Porque é fonte de orgulho, de deleite. A solução para esse incômodo foi
espalhar por aí que a Antiga Grécia é o berço de nossa civilização, esquecendo
que tudo aquilo que os gregos produziram não foi um milagre que aconteceu por
geração espontânea. Que é impossível deixar pra lá que a África e em especial o
Antigo Egito (que até mesmo para os antigos gregos era uma antiga civilização)
tem um papel mais que central nessa estória.
Uma
pista muito simples nos oferece a magnitude do problema. Foram os antigos
egípcios que inventaram uma das primeiras mídias portáteis do mundo, o papiro.
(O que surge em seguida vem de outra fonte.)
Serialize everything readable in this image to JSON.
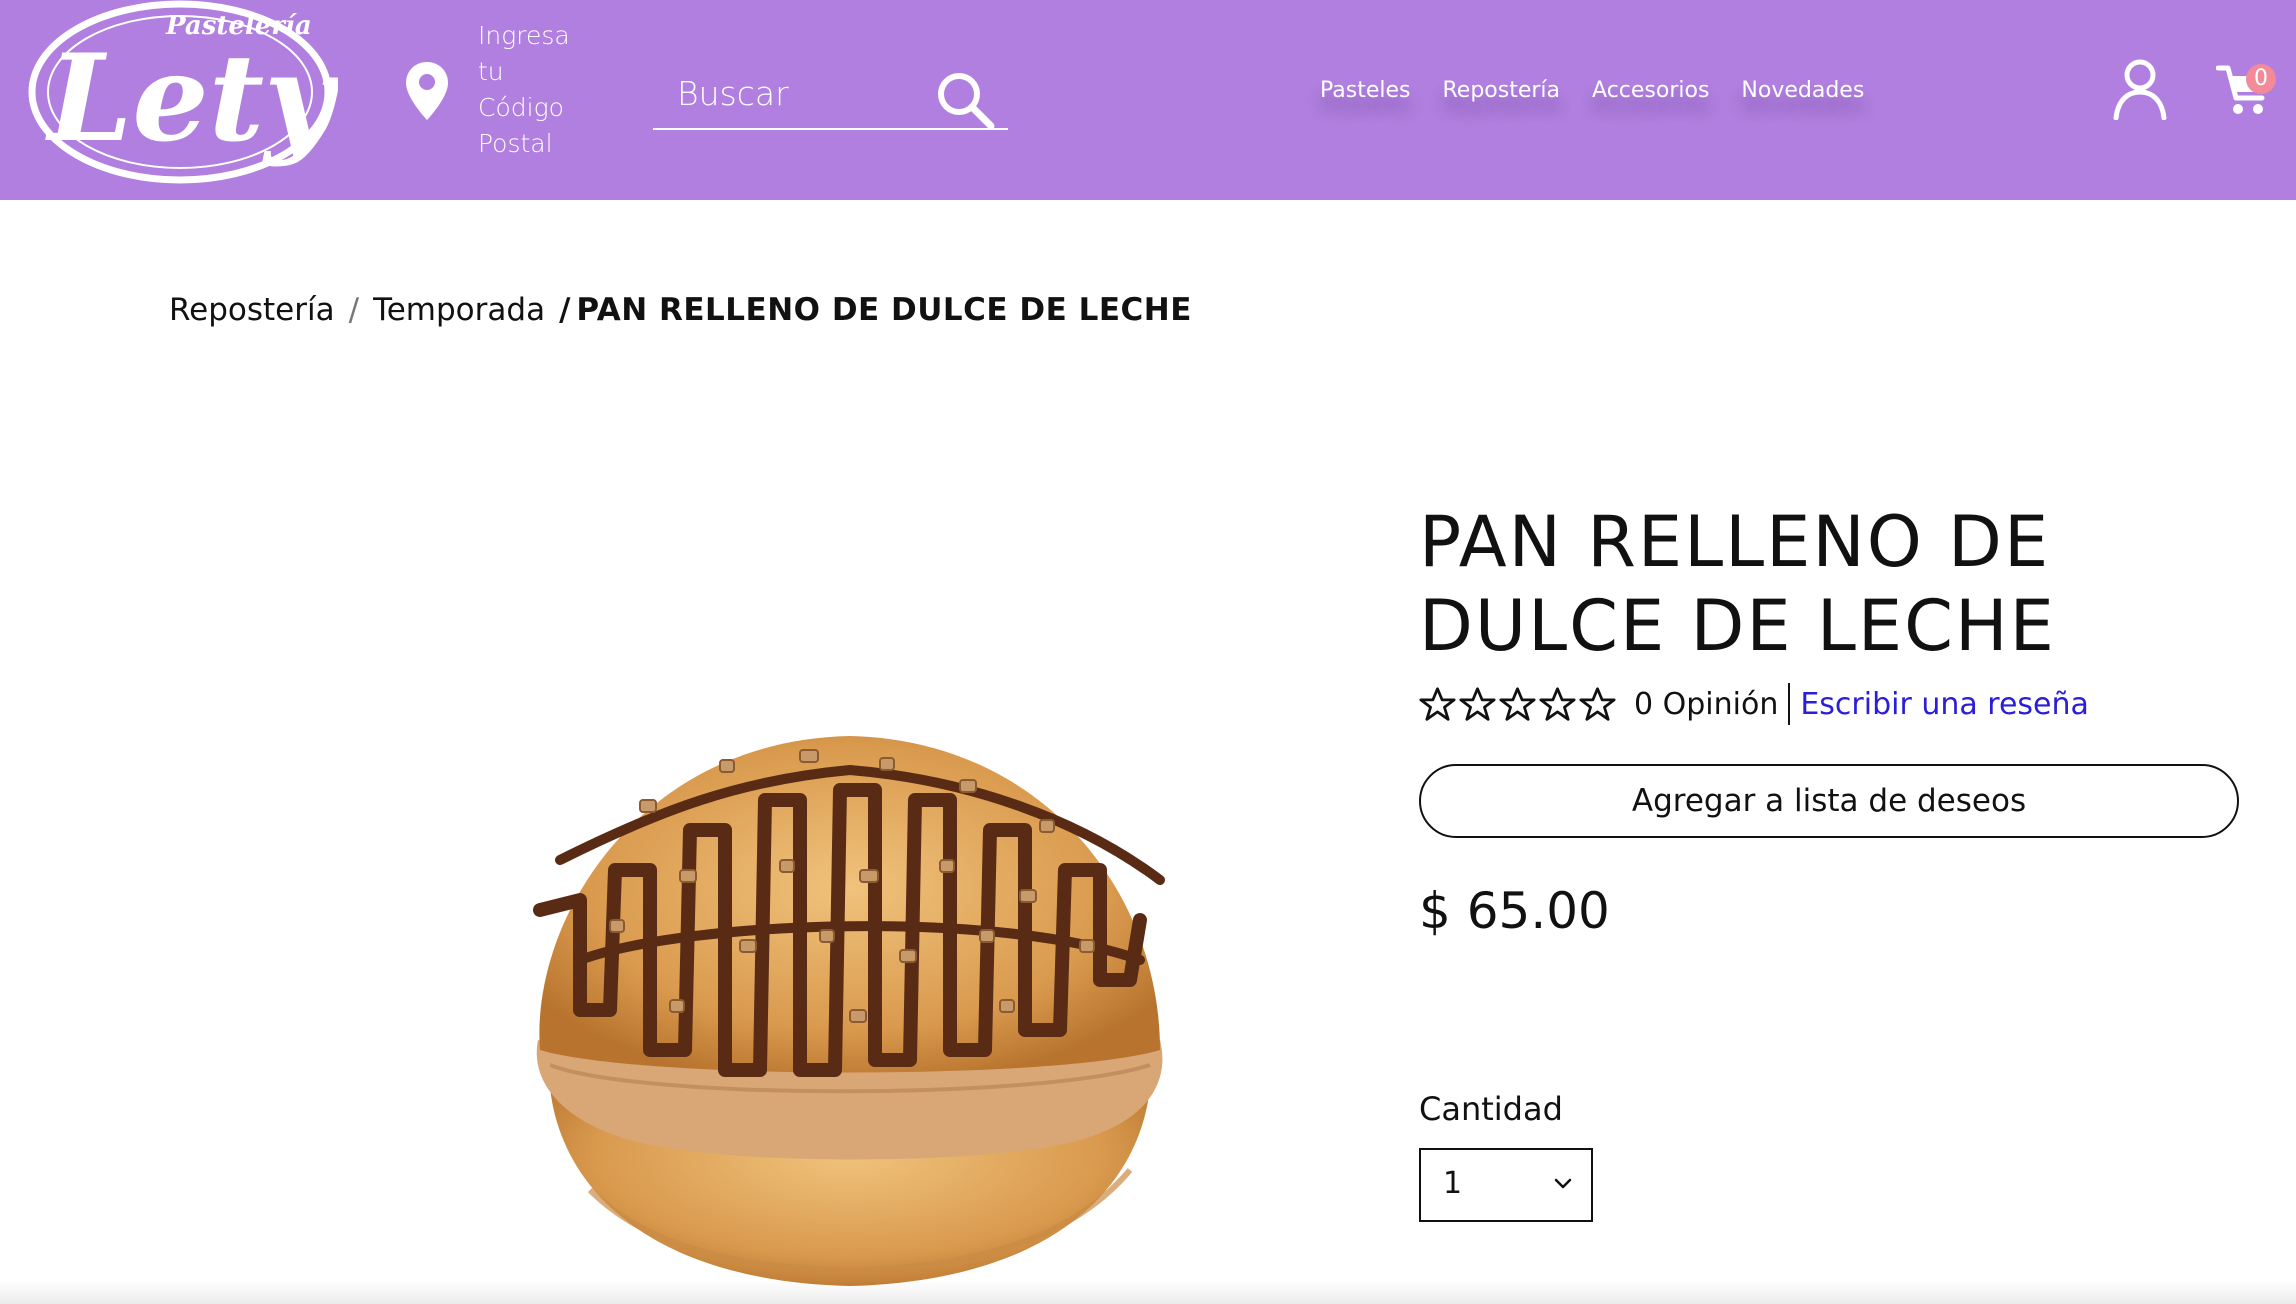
{
  "brand": {
    "logo_word": "Lety",
    "logo_tagline": "Pastelería"
  },
  "location": {
    "lines": [
      "Ingresa",
      "tu",
      "Código",
      "Postal"
    ]
  },
  "search": {
    "placeholder": "Buscar"
  },
  "nav": {
    "items": [
      "Pasteles",
      "Repostería",
      "Accesorios",
      "Novedades"
    ]
  },
  "cart": {
    "count": "0"
  },
  "breadcrumb": {
    "items": [
      "Repostería",
      "Temporada"
    ],
    "separator": "/",
    "current": "PAN RELLENO DE DULCE DE LECHE"
  },
  "product": {
    "title_line1": "PAN RELLENO DE",
    "title_line2": "DULCE DE LECHE",
    "rating": 0,
    "reviews_label": "0 Opinión",
    "write_review": "Escribir una reseña",
    "wishlist": "Agregar a lista de deseos",
    "price": "$ 65.00",
    "quantity_label": "Cantidad",
    "quantity_value": "1"
  },
  "colors": {
    "header_bg": "#b07fdf",
    "link": "#2a1ed6",
    "badge": "#f28a9a"
  }
}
Não por caso Alexandria tinha uma das maiores bibliotecas do mundo antigo. Mas
teria sido um grego Calímaco durante uma viagem à cidade egípcia que ~inventou~
o primeiro sistema de catalogação de livros, muito similar ao que é usado pela
biblioteca do congresso norte-americano e que foi utilizado por Roma. Mais uma
vez, o Egito Antigo Negro e portanto a África tem seu conhecimento extirpado para
outro continente e se tornam apenas uma citação. O nome disso pra mim é roubo.
Usurpar
patrimônio africano não basta, também é necessário embranquecer seus sujeitos.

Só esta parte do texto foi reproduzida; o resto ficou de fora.